In the original play, Mahomet kills Irene to prove his dedication to his people, whereas in Saeida Rouass’ 21st century modern adaptation, Irene becomes empress of the land and the final line of the play reads: “O! did IRENE shine the Queen of Turkey.” (AN Photo/Sarah Glubb)

Khalil said she was inspired by the first printing of the Qur’an in England in 1649. She created a monologue from the perspective of the printer’s wife.“The idea of the Qur’an being something that has been part of British culture since the 17th century really excited me,” Khalil told Arab News. I always try to find ways to make Arab culture more accessible to a white British audience and to make them look at it differently, and I thought this is something that most people wouldn’t know and it would really interest them.”The playwright added that she sees art as one of the most effective ways of enabling individuals and societies to understand other cultures.

Palestinian-Irish writer Hannah Khalil’s installation featured an eight-minute recording of a dramatic monologue based on the first publishing of the Quran in 17th-century Britain. (Supplied)

“The world is not a very pleasant place at the moment, so, as artists, I feel like we can try and find ways to bridge cultures and make people see themselves in one another (and) get on a bit better,” she said.Naassana, a documentary photographer who has worked extensively with marginalized or minority communities in Egypt, presented a series of staged portraits that explored the legacy of Arab immigration to Britain.Naassana said she flirted with several themes during her research, including mapping, trade routes, the way economics drove cultural exchanges, and Queen Elizabeth’s granting of Royal Charters to trading companies, including the East India Company.
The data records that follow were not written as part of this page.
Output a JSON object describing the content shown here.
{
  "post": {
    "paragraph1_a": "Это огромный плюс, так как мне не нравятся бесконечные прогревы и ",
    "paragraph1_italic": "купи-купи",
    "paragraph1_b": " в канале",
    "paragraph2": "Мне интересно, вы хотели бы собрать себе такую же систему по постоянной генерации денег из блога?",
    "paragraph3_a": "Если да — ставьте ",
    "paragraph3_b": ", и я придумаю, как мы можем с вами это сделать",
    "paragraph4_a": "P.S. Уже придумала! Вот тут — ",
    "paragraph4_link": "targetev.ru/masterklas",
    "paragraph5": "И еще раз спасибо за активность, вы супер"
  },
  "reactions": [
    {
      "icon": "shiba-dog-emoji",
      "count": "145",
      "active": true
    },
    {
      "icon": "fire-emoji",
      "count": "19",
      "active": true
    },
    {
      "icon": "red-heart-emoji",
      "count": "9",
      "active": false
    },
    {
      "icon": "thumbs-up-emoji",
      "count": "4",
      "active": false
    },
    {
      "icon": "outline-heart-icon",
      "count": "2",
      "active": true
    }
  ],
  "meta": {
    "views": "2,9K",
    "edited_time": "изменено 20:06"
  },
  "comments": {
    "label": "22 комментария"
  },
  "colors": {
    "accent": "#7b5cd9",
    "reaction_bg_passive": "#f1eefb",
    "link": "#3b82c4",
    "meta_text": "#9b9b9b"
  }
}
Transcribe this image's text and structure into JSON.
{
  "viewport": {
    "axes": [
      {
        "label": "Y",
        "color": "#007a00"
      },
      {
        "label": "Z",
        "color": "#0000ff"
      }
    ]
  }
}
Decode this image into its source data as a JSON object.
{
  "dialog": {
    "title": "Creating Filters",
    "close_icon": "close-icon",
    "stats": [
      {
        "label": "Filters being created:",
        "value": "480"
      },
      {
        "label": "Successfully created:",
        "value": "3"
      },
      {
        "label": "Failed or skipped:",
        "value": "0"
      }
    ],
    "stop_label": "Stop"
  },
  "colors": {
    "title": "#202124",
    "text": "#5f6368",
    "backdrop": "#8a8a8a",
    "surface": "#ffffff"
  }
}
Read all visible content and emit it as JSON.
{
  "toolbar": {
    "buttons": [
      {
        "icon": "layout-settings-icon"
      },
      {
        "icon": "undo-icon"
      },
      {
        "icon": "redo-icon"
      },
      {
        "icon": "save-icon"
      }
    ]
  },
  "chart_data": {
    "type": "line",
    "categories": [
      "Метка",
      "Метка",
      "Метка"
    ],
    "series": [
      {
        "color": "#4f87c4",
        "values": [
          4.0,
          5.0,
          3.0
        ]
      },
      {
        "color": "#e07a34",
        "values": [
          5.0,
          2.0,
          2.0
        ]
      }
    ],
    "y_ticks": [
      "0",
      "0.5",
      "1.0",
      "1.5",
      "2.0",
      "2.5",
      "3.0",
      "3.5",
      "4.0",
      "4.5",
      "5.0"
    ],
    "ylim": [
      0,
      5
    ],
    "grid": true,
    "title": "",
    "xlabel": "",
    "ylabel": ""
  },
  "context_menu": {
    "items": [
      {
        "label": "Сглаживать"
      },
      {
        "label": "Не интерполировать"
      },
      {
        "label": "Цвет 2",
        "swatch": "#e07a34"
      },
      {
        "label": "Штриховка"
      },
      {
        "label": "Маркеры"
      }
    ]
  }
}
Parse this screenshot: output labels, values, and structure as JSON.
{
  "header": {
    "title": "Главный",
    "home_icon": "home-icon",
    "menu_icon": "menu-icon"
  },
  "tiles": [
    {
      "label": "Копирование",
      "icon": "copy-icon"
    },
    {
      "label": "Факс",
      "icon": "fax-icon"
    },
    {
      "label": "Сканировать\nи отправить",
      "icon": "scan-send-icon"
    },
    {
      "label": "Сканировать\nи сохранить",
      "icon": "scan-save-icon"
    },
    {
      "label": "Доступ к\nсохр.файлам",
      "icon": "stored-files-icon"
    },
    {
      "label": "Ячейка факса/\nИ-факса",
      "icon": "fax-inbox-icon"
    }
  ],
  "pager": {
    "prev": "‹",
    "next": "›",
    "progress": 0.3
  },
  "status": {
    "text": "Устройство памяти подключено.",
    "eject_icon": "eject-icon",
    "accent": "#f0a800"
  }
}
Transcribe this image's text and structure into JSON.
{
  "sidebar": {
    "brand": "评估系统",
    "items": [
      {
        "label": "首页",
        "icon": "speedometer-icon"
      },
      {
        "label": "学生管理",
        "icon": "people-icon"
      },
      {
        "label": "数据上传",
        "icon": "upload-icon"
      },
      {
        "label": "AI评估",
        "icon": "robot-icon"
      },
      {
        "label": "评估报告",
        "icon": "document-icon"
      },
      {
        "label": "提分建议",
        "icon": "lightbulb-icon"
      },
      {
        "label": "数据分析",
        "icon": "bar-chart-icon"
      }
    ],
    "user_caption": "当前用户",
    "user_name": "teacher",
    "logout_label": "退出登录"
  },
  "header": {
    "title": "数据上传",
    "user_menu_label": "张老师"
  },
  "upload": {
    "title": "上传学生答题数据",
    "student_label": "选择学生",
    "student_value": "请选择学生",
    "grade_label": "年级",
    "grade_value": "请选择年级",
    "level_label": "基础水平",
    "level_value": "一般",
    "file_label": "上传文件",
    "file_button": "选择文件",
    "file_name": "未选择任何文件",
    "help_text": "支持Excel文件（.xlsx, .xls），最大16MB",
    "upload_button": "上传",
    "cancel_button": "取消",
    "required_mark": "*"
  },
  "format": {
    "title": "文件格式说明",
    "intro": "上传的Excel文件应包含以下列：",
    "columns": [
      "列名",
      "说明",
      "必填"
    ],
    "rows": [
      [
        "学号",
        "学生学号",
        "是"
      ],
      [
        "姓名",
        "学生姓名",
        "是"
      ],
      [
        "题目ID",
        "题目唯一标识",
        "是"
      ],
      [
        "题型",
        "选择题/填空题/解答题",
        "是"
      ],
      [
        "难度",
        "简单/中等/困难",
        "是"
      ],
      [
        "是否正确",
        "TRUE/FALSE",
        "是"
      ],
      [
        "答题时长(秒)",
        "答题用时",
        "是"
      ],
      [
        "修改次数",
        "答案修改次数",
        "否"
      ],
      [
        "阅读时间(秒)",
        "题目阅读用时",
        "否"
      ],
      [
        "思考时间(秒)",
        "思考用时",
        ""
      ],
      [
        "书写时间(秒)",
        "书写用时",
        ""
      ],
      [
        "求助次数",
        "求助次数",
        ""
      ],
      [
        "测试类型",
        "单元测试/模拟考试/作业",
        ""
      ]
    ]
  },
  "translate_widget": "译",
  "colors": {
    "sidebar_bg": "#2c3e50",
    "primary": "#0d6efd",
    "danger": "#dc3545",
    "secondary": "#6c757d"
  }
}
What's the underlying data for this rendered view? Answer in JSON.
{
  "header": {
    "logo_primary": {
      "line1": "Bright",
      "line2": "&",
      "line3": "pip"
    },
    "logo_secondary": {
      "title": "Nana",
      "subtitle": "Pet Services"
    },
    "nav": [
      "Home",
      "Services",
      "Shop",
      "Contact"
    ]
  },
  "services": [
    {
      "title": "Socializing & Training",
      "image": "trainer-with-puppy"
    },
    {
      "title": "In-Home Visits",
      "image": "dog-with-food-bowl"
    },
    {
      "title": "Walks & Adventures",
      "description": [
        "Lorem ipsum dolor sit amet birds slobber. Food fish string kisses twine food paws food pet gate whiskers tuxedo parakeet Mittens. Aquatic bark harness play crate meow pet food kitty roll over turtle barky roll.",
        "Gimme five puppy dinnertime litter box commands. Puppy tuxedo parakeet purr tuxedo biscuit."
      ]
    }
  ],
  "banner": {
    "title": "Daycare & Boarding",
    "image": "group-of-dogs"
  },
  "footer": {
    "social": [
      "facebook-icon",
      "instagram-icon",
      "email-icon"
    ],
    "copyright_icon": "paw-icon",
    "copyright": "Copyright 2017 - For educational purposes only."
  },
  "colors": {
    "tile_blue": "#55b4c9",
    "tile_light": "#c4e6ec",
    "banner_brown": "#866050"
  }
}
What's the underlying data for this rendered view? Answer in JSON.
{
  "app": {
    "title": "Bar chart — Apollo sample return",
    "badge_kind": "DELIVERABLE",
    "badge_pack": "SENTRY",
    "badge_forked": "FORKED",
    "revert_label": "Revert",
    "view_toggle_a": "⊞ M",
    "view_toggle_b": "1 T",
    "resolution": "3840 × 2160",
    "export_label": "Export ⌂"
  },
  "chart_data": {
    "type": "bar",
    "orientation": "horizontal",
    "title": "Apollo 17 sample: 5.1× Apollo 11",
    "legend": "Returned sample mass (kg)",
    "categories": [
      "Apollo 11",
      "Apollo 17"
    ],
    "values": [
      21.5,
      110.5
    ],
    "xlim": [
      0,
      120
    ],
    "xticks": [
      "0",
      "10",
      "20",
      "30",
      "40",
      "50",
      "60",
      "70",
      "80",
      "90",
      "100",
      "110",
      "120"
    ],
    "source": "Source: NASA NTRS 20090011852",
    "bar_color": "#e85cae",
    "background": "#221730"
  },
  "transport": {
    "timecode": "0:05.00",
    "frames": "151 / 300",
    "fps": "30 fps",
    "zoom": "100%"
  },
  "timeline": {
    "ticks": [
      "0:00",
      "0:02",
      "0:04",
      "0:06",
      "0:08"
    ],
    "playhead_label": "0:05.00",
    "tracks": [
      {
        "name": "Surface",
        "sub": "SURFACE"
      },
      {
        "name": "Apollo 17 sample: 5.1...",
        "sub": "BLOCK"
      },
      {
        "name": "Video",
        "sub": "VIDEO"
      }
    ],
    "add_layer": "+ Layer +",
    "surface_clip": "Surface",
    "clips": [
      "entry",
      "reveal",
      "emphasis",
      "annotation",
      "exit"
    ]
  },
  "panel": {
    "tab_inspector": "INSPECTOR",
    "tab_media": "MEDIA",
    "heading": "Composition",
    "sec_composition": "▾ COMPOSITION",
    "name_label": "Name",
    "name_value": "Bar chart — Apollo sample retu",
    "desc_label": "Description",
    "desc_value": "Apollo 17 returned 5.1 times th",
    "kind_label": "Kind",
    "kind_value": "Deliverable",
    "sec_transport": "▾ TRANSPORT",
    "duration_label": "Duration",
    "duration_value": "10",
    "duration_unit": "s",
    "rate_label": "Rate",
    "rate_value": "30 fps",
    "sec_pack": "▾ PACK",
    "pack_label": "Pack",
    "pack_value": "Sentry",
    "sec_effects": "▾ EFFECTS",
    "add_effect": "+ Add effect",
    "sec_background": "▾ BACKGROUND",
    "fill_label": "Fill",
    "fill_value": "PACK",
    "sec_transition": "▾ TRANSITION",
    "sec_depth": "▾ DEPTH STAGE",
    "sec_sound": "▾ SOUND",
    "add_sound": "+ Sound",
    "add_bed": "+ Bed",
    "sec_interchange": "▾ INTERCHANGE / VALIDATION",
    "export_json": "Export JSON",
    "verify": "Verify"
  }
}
One of the most decorative maps of the region issued in the 17th century and the first map of the region published in England. Includes 8 views of Turkish Cities and 10 costumed figures. (AN Photo/Sarah Glubb)

“My main challenge was, “How can I make this visual?” Because it’s all set in a time that precedes the invention of photography,” Naassana told Arab News. “So, I was working with a medium which I almost felt didn’t quite fit in with the nature of the topic we were dealing with. That’s how I decided that I wanted to work with the present-day generation of Arab-British youth, who have all this history behind them and have been shaped by it — whether they are aware of it or not or to what extent that may be — and they are as they are today because of this long history of these exchanges.”Occupying the top floor of Dr. Johnson’s House, her installation — “Ipso (facto)” — presents Arab-British youths against the backdrop of the rich history of material and cultural exchange between Britain and the Arab world. She took six young women and juxtaposed them, according to their place of heritage, against a 17th-century English map of the Middle East.

Part of documentary photographer Lena Naassana’s Ipso Facto portrait series, included Julia , who was born into a refugee family that was displaced following the civil war in Lebanon. (Supplied)

“In staging this encounter between the lone individual and the weighty legacies of history, these portraits open up a multi-layered exploration of origin and identity,” the statement on the installation read. Written statements of the individuals’ experiences of being Arab-British complemented the portraits.Naassana said the “dynamics of identity” are increasingly complex and the aim behind her work is to “start a conversation and open up all these labels; British, Arab, Arab-British… What does it really mean? And are those labels helpful or are they, on the contrary, sort of destructive because they confine our sense of self and our sense of the other?”